Ex-rookie police officer pleads guilty to holding up same NYC bank twice with teller’s help
By APTuesday, September 1, 2009
Guilty plea for ex-NYC police officer in bank jobs
NEW YORK — A former rookie police officer pleaded guilty Tuesday to robbing the same bank twice after a friend who worked as a teller there convinced him it would be “easy money.”
Christian Torres, 23, told a federal judge that he was struggling to pay his bills when he hatched the inside job with the teller, Christina Dasrath, in 2007.
“It was premeditated,” he said. “We discussed … how we would split (the money) in the end.”
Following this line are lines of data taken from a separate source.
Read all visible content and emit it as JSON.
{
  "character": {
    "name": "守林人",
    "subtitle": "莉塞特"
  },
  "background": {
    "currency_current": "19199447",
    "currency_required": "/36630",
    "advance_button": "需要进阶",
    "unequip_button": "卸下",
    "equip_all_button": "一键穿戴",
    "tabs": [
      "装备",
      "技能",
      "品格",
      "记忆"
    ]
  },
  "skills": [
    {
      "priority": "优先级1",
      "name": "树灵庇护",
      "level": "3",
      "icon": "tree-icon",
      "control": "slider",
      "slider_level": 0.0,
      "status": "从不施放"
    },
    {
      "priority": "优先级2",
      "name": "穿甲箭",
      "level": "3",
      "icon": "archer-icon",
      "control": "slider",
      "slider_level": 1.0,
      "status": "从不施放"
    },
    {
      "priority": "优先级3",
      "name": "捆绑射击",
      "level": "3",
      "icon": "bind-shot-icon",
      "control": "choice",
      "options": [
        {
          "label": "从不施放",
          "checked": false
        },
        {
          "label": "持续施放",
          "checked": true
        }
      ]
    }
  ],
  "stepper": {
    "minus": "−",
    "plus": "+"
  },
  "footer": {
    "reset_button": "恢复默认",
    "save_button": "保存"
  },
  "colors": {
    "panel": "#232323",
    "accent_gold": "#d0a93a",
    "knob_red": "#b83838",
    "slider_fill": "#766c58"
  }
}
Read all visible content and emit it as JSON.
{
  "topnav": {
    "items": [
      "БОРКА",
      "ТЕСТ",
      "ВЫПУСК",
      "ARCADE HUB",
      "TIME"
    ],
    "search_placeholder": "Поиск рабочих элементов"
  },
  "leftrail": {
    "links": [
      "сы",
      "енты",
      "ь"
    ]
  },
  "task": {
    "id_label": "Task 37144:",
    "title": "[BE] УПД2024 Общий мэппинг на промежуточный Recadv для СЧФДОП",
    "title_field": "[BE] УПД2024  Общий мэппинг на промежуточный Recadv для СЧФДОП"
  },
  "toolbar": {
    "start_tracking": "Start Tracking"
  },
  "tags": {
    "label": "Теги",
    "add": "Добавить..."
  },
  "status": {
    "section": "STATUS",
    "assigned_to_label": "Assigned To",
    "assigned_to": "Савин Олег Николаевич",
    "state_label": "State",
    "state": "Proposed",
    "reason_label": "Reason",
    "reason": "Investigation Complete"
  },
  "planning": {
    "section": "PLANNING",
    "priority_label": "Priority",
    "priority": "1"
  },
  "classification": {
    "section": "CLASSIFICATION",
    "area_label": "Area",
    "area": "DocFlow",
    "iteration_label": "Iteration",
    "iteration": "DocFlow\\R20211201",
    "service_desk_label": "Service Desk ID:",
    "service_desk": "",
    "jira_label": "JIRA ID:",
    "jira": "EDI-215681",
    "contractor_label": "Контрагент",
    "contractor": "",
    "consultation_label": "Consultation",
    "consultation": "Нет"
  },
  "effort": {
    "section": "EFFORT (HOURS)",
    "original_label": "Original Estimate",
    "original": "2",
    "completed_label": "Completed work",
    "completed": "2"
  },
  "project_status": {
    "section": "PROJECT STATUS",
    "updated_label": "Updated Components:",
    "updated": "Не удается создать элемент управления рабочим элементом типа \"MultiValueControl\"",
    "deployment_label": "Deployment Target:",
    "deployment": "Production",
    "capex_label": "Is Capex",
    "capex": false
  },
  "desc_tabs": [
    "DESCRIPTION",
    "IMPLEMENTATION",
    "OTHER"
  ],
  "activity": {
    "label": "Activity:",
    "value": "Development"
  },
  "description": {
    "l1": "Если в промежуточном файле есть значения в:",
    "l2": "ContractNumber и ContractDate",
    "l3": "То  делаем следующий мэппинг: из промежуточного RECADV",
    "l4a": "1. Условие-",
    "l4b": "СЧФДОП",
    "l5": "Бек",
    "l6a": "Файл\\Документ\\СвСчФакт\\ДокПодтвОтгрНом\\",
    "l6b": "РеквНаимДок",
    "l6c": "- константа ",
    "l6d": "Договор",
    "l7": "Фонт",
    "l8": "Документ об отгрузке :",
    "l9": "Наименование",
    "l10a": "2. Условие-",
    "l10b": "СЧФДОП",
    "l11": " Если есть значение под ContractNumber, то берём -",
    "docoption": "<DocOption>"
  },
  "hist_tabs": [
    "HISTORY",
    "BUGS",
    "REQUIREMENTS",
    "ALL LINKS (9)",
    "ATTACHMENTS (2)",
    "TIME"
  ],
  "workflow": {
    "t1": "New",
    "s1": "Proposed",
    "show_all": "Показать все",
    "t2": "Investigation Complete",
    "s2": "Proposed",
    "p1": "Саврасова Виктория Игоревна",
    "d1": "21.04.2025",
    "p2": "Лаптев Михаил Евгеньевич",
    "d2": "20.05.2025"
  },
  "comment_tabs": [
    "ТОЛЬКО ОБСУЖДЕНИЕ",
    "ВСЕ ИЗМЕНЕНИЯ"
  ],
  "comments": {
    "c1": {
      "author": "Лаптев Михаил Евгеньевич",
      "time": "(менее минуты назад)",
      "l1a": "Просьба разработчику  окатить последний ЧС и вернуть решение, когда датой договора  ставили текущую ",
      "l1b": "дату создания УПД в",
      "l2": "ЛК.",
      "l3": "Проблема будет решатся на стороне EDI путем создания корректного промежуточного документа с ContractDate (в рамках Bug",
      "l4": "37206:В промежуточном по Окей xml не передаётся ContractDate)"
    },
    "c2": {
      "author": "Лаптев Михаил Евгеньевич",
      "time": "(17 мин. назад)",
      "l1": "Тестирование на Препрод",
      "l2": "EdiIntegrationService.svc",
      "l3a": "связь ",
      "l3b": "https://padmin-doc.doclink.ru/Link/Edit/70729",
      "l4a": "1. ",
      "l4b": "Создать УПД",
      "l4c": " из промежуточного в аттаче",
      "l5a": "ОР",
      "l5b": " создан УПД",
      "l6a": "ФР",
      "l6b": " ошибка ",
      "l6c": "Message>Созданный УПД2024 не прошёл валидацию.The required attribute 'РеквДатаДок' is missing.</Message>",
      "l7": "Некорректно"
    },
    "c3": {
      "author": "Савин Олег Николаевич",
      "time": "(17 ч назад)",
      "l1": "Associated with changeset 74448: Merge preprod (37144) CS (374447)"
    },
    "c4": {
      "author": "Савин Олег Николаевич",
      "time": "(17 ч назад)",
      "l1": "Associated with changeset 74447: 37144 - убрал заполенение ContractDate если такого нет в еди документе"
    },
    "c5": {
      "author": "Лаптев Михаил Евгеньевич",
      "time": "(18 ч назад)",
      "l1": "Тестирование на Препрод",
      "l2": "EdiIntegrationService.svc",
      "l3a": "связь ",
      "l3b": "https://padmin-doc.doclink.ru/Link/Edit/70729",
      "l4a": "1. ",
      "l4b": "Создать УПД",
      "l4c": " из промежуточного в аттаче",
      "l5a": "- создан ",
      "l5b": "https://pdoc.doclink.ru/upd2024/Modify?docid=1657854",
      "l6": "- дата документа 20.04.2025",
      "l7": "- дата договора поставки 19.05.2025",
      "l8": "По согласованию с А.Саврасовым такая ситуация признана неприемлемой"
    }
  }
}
Before being exposed as a bank robber, Torres was considered a promising rookie officer at the New York Police Department. He said Tuesday that he turned to a life of crime after the teller told him, “It will be easy money that we both need.”
On June 8, 2007, Torres entered the Sovereign Bank branch in Manhattan where Dasrath worked, handed her a threatening note as planned and fled with $16,500.
Five months later, while enrolled in the police academy, Torres struck at the same branch using a fake handgun. He said his co-conspirator played victim as he forced her and other employees into a vault, where she put $102,000 into a duffel bag.
The same day as the second holdup he put down $18,500 cash on a new car, authorities said. Later, he bought his girlfriend, who is not implicated in the bank jobs, a diamond engagement ring and paid off a $2,500 college loan.
Torres had graduated from the academy and was assigned to a transit patrol when, while off duty, he held up another Sovereign branch in Reading, Pa., in April 2008. He again forced employees into a vault, stuffed $113,000 in large bills into a shopping bag and fled in a car.
Police responding to a silent alarm captured Torres outside the bank. He was sentenced to more than 10 years in prison after pleading guilty in a separate Pennsylvania prosecution, defense attorney Paul Missan said.
Torres could get more than eight years for the New York holdups at sentencing Nov. 6.
Dasrath, who also pleaded guilty, was sentenced earlier this year to 2 1/2 years behind bars. She claimed she was duped by Torres, describing him as her first love.